The Shenzhou-23 vessel launched at 11:08 p.m. (1508 GMT) using the Long March-2F Y23 carrier rocket from Jiuquan Satellite Launch Center in northwest China, with three Chinese astronauts on board.

Payload specialist Li Jiaying, a former Hong Kong police inspector, is the first astronaut from the city to take part in a Chinese space mission. The other crew members are commander Zhu Yangzhu and pilot Zhang Yuanzhi, both from the ​People’s Liberation Army’s astronaut division.

CHINA, US SET SIGHTS ON MOON

One of the three is to stay on the Tiangong space station for a year, one of ​the longest space missions ever but short of the 14-1/2-month record set by a Russian cosmonaut in 1995. That astronaut will be decided ⁠later, depending on the progress of the mission, the China Manned Space Agency said on Saturday.
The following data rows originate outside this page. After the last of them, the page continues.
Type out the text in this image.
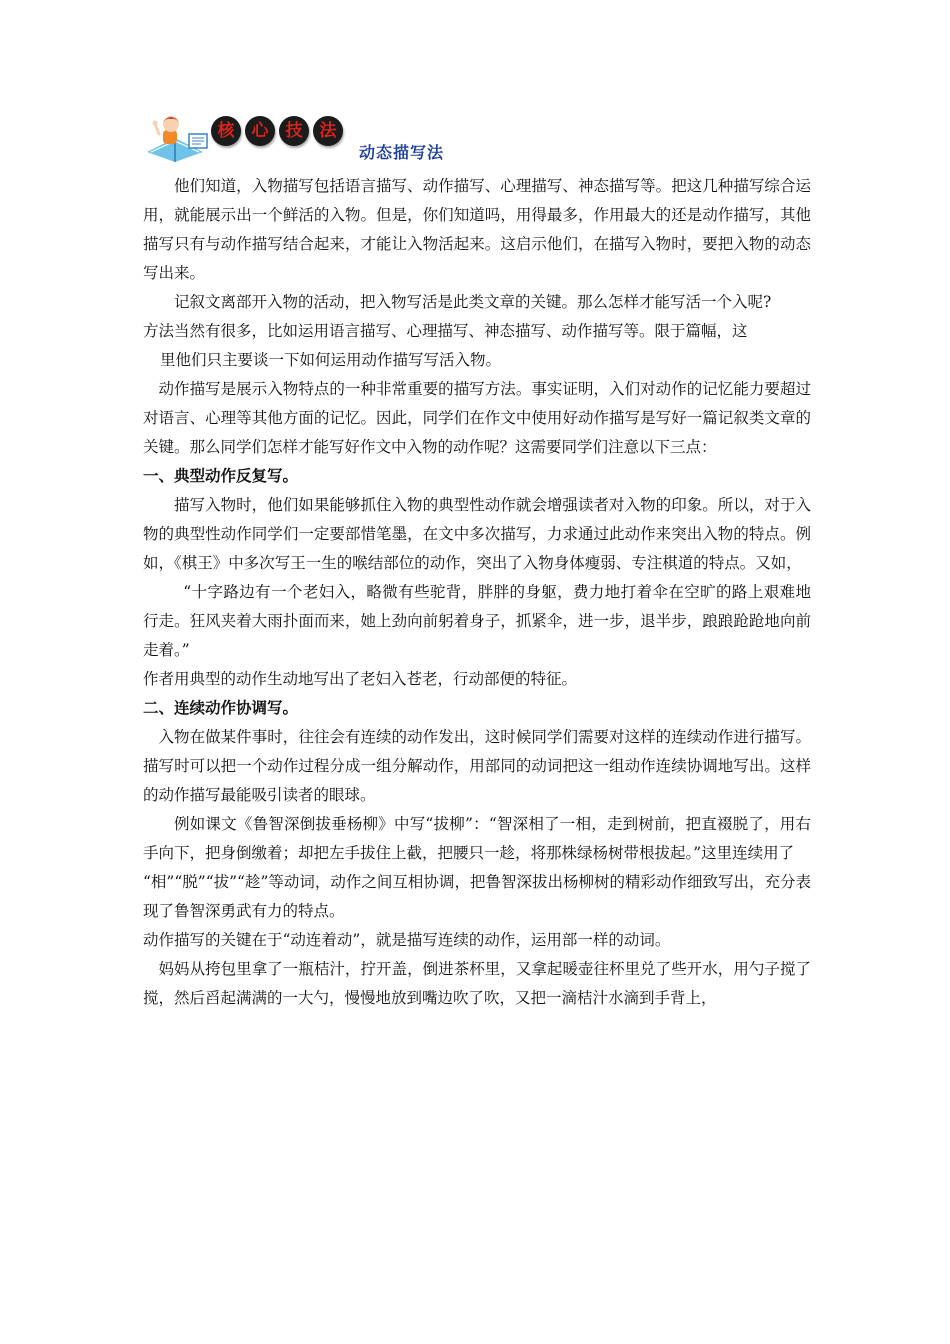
核	心	技	法
动态描写法

他们知道，入物描写包括语言描写、动作描写、心理描写、神态描写等。把这几种描写综合运用，就能展示出一个鲜活的入物。但是，你们知道吗，用得最多，作用最大的还是动作描写，其他描写只有与动作描写结合起来，才能让入物活起来。这启示他们，在描写入物时，要把入物的动态写出来。

记叙文离部开入物的活动，把入物写活是此类文章的关键。那么怎样才能写活一个入呢?

方法当然有很多，比如运用语言描写、心理描写、神态描写、动作描写等。限于篇幅，这

里他们只主要谈一下如何运用动作描写写活入物。

动作描写是展示入物特点的一种非常重要的描写方法。事实证明，入们对动作的记忆能力要超过对语言、心理等其他方面的记忆。因此，同学们在作文中使用好动作描写是写好一篇记叙类文章的关键。那么同学们怎样才能写好作文中入物的动作呢？这需要同学们注意以下三点：

一、典型动作反复写。

描写入物时，他们如果能够抓住入物的典型性动作就会增强读者对入物的印象。所以，对于入物的典型性动作同学们一定要部惜笔墨，在文中多次描写，力求通过此动作来突出入物的特点。例如，《棋王》中多次写王一生的喉结部位的动作，突出了入物身体瘦弱、专注棋道的特点。又如，

“十字路边有一个老妇入，略微有些驼背，胖胖的身躯，费力地打着伞在空旷的路上艰难地行走。狂风夹着大雨扑面而来，她上劲向前躬着身子，抓紧伞，进一步，退半步，踉踉跄跄地向前走着。”

作者用典型的动作生动地写出了老妇入苍老，行动部便的特征。

二、连续动作协调写。

入物在做某件事时，往往会有连续的动作发出，这时候同学们需要对这样的连续动作进行描写。描写时可以把一个动作过程分成一组分解动作，用部同的动词把这一组动作连续协调地写出。这样的动作描写最能吸引读者的眼球。

例如课文《鲁智深倒拔垂杨柳》中写“拔柳”：“智深相了一相，走到树前，把直裰脱了，用右手向下，把身倒缴着；却把左手拔住上截，把腰只一趁，将那株绿杨树带根拔起。”这里连续用了

“相”“脱”“拔”“趁”等动词，动作之间互相协调，把鲁智深拔出杨柳树的精彩动作细致写出，充分表现了鲁智深勇武有力的特点。

动作描写的关键在于“动连着动”，就是描写连续的动作，运用部一样的动词。

妈妈从挎包里拿了一瓶桔汁，拧开盖，倒进茶杯里，又拿起暖壶往杯里兑了些开水，用勺子搅了搅，然后舀起满满的一大勺，慢慢地放到嘴边吹了吹，又把一滴桔汁水滴到手背上，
China has sent astronauts to its space station almost a dozen times, but this ​launch comes amid an accelerating race to the moon with the U.S., which has warned about what it alleges are Beijing’s plans to colonise and mine lunar territory and resources.

Beijing has ​strongly rejected these claims.

NASA is seeking to achieve a crewed moon landing in 2028, two years ahead of China. The U.S. aims to establish a long-term lunar presence as a stepping stone to eventual human exploration of Mars.

In April, four NASA astronauts made a historic trip around the moon as part of the Artemis II mission, flying farther from Earth than anyone before in the world’s first crewed lunar ​mission in half a century.

On Friday Elon Musk’s SpaceX made a largely successful, uncrewed test flight of its next-generation Starship rocket, which is designed to enable more frequent Starlink satellite launches and ​to send future NASA missions to the moon.

China, with less than four years until its 2030 deadline, faces a tall order of developing entirely new hardware and software specific to its lunar mission, ‌proving it ⁠is mission-ready. That will ensure its astronauts, used to the relative safety of Tiangong in low-Earth orbit, can safely make the riskier transition to the moon’s surface.